Public library in Lithuania

Jonas Avyžius Public Library of Joniškis District Municipality was founded in 1937 in Joniškis, Lithuania. Valentina Ivanovaitė became the first librarian. At the beginning the Library's collection consisted of 600 books placed in two rooms.

In 1940 the public library moved into premises near the centre of town. A lot of books were lost and only a few new books have recently been received. During the war, the library was visited mostly by children as the German establishment, which conscripted adults for forced labour in Germany was in the same building. After the War the library's situation was complicated by the lack of premises, furniture, or skilled employees, but libraries and reading rooms began opening in the villages and rural areas.

In 1951 the public library became the district library serving libraries in the district. In 1956 the first librarian having completed higher education in the field, Irena Bernotaitė-Rudokienė, had started as head of the library. The new head started to look for new premises, furniture, to and improve reader services. The library moved six times in that decade.

In 1976 all the libraries in the district were connected in a centralized system. Joniškis District Library became the District Central Library with 40 branches in the villages and 1 in Žagarė town.

On July 1, 1996, the library changed its name to Joniškis District Public Library. The premises of the library have been expanded and renovated. In 1996 the new reading room was set up. In 1998 the Department of Children's Literature was moved to the new premises.

In 2001 the Public Library received the Matas Slančiauskas Award for its ethnological activities. The library's specialists are involved in regional and national projects and programmes, organizing various literary, ethnological events and exhibitions.

Beginning in 2001, new technologies have been incorporated into the library making Joniškis Public Library capable of participating in LIBIS (Lithuanian Integrated Library Information System) and allowing creation of a computer catalogue.
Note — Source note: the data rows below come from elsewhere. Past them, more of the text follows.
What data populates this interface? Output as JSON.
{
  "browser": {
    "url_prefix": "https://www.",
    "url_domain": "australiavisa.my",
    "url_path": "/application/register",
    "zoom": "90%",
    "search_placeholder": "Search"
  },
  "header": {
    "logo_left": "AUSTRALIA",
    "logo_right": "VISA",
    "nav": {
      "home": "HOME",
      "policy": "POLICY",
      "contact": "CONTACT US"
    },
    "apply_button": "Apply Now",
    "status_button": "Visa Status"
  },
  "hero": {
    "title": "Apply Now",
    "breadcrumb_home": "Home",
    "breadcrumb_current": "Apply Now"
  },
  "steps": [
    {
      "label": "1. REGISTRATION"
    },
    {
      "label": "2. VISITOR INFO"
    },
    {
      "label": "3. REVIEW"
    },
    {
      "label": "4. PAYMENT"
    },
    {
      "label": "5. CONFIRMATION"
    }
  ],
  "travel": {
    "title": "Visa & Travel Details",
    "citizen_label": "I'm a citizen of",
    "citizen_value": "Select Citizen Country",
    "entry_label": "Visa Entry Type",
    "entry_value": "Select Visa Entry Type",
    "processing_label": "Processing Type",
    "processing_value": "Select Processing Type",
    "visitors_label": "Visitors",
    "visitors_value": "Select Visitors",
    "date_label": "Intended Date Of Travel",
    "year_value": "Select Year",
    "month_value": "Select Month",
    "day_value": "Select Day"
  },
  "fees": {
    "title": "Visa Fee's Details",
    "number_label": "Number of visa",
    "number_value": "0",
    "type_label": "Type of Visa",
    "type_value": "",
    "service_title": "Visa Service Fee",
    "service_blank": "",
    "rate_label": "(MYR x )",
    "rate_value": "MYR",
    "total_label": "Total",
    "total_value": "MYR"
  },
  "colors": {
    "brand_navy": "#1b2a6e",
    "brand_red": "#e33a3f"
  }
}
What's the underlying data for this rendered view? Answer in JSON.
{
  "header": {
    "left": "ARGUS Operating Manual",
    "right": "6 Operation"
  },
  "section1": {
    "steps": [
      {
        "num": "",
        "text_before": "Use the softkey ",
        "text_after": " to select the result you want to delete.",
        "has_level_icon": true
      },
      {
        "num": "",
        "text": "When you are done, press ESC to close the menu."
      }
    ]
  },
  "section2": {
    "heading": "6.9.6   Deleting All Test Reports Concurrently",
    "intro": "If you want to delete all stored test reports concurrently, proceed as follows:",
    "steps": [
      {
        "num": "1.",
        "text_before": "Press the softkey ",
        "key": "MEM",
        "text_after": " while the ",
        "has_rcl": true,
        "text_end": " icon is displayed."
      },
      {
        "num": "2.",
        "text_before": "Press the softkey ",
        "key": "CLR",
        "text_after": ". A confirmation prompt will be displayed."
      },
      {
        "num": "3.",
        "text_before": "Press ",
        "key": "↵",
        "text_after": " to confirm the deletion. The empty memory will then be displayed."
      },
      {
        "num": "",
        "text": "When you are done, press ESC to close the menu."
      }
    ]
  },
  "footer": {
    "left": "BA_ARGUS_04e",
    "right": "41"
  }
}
The records and descriptions of articles of regional periodical publications are presented to the LIBIS Unified catalogue.

In 2004 the public library was named in honour of Jonas Avyžius, one of the most famous Lithuanian writers, who was born near Joniškis. Now, the public library consists of 5 departments: Completing and filing of documents, Readers’ service, Bibliographical and Information, Children's Literature, Methodical and 23 branches. The branch of the town of Žagarė and the other 4 branches in the villages are computerized.

In 2004 a Mobile library was organized. It serves the residents of 7 villages.